Put all of your PDB files in a folder called {today's date}/structure_pdb.

Future scripts rely on the names of your files, so make sure to name them with the following scheme:

For canonical sequence fasta files: {uniprot id}.fasta. So, for example, I have P00338.fasta in the 04_20_2020/sequence_fasta folder.
For PDB files: {uniprot id}_{structure name}.pdb. So, for example, I am putting a corresponding P00338_pdb1i10.pdb into the 04_17_2020/structure_pdb folder.

I created a helper script to help you rename your pdb files, if they are in the format pdb1i10.pdb and you want to rename to P00338_pdb1i10.pdb.
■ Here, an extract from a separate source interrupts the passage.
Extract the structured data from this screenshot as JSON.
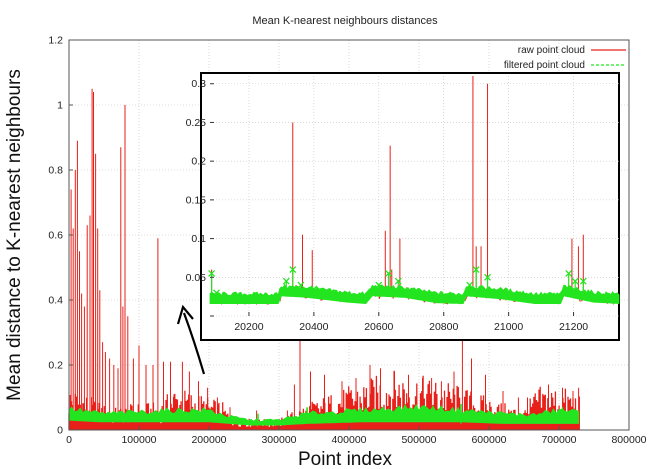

Uniprot ids are not generally included in PDB files, so you'll need to provide your own comma-delimited mapping between UniProt and PDB structure file.

^ Remember to back-up your original structures before running this!

Converting PDB into fasta

We can use the ./scripts/pdb2fasta_firstchain_js.sh script to extract a sequence from the the first chain in your PDB file.

To make this a bit easier on many files, I wrote the ./scripts/pdb2fasta_wrapper_ssm.sh script.

So, first cd into your base directory (the one with the date--in my case, 04_17_2017). Then, run bash ../scripts/pdb2fasta_wrapper_ssm.sh.

And that should convert all PDB files in structure_pdb into fasta files, located in structure_fasta.

Converting PDB into a numbering file.

We can use the ./scripts/extract_numbers.sh script to extract sequence numbers from the first chain in your PDB file.

To make this a bit easier on many files, I wrote the ./scripts/extract_numbers_wrapper.sh script.

Like the last step, you should be in your base directory. Then, run bash ../scripts/extract_numbers_wrapper.sh.

And that should convert all PDB files in structure_pdb into numbering files, located in structure_numbering.

(Note that these numbering files do include all chains, even though we're just using the first chain, so numbering from other chains will be ignored)

Running the main script

Then, you just need to run python3 ../scripts/ssm_core.py for the main computation.